There used to be a time when all I ever want was to change the world. I know that sounds superficial, not to mention impossible, but it was a long-ago dream I hope to find again soon.

I believe I’m at the crossroads of my life these days. I don’t hate my job but I’m getting tired of it. I have always hated routine works. And my job is certainly one. I do get special assignments / reports from time to time and that gets my blood fueled for writing again but the yearning to make a change is lost.

I remember how my college professors would always instill in us the value of “advocacy.” During the times I was pretty down about finding the right job for myself, the only thing that held me from accepting a call center agent position (no offense meant) were those distant voices of my mentors in college. I don’t think I will ever dare look them in the eyes again if I ever succumbed to laziness and give up my dreams of true journalism.

But life happens, you know. I was too idealistic. My dream of “saving the world” has bitten the dust already. Or at least I think it did. Journalism is still a business, after all. Values and views are bought. If you can talk your way out of it, good. If not, pay up.

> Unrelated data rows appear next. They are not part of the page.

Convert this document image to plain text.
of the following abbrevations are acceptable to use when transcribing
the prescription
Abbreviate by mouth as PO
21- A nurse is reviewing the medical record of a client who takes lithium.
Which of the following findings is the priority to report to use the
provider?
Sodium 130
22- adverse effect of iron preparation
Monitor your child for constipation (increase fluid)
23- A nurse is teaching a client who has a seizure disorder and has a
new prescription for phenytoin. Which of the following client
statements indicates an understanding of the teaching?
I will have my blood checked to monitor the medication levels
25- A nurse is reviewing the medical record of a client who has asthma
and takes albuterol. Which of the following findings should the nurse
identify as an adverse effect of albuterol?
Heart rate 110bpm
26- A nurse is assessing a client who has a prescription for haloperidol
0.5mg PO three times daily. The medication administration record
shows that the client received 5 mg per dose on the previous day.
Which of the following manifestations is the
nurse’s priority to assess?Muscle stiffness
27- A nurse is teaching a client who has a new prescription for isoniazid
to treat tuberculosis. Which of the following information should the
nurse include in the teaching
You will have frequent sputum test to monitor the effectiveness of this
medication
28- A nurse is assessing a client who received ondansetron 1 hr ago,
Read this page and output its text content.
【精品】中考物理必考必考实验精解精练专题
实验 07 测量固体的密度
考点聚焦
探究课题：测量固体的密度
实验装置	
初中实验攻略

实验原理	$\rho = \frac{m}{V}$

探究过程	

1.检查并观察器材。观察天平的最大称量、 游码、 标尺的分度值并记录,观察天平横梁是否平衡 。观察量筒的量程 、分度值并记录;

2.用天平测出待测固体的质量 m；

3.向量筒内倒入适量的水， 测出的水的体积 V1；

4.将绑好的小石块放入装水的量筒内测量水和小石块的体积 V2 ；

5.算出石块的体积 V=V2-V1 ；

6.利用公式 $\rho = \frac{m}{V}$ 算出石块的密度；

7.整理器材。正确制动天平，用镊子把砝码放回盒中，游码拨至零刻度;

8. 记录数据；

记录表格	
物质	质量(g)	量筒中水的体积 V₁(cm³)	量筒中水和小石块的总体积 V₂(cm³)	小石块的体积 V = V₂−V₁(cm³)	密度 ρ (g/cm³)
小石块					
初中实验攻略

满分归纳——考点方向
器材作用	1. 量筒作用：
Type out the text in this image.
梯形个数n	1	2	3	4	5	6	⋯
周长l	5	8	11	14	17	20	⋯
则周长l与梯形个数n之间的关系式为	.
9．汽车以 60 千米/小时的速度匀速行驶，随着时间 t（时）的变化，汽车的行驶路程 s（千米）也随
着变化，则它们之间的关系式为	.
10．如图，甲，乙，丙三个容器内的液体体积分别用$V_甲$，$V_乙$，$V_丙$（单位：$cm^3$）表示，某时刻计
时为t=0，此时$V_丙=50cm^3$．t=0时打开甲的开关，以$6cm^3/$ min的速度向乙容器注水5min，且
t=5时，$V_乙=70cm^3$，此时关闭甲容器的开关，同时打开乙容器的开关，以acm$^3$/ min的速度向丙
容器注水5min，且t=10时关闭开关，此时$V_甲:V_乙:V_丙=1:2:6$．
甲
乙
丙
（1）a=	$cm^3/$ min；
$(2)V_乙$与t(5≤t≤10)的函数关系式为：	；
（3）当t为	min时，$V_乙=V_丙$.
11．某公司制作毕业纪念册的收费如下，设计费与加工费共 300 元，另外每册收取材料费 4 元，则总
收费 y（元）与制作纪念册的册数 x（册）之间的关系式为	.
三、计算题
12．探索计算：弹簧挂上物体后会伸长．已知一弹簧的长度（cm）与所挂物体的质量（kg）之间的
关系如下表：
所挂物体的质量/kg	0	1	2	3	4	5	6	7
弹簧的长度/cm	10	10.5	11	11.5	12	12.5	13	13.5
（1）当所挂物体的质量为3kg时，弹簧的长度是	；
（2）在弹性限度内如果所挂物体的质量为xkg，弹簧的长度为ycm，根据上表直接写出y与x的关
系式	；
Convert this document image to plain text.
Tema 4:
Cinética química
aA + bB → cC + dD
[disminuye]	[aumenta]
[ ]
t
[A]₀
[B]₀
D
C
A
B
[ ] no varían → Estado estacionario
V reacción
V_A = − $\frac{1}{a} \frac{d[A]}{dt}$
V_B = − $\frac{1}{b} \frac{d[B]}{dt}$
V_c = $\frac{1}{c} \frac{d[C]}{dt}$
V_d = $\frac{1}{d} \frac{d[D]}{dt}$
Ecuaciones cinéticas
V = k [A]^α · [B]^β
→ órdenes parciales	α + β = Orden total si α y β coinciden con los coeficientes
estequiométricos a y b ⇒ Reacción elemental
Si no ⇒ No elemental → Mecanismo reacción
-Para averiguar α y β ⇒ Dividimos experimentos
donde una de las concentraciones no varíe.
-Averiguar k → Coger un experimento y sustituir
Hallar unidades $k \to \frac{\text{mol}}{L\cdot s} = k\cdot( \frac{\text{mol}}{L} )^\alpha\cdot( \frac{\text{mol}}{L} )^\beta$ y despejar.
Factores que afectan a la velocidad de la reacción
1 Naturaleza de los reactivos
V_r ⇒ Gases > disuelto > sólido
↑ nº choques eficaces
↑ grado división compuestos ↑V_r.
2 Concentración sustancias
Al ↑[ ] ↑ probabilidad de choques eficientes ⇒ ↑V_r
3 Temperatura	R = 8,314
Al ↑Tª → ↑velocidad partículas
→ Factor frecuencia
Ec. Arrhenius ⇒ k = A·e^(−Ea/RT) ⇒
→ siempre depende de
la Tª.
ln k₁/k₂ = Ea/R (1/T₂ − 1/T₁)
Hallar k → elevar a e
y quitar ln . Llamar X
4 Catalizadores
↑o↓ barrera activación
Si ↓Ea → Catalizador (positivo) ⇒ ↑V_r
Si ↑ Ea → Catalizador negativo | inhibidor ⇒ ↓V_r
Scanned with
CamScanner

I have lost that faith in journalism. It won’t change a thing. The moral cancer of this society is planted way too deep for mere words to suddenly change. As what that old saying states: “Action speaks louder than words.”

I remember I promised I’ll donate to Worldvision once I get a job. I hate myself for procrastinating. I want to do it already. And I will… as soon as I find the freest time to drop by their office in Q.C.

What can P500 be to me if put side by side against a child’s education? P500 for a month. I won’t change the world but I can certainly change one life. That’s more than enough for me.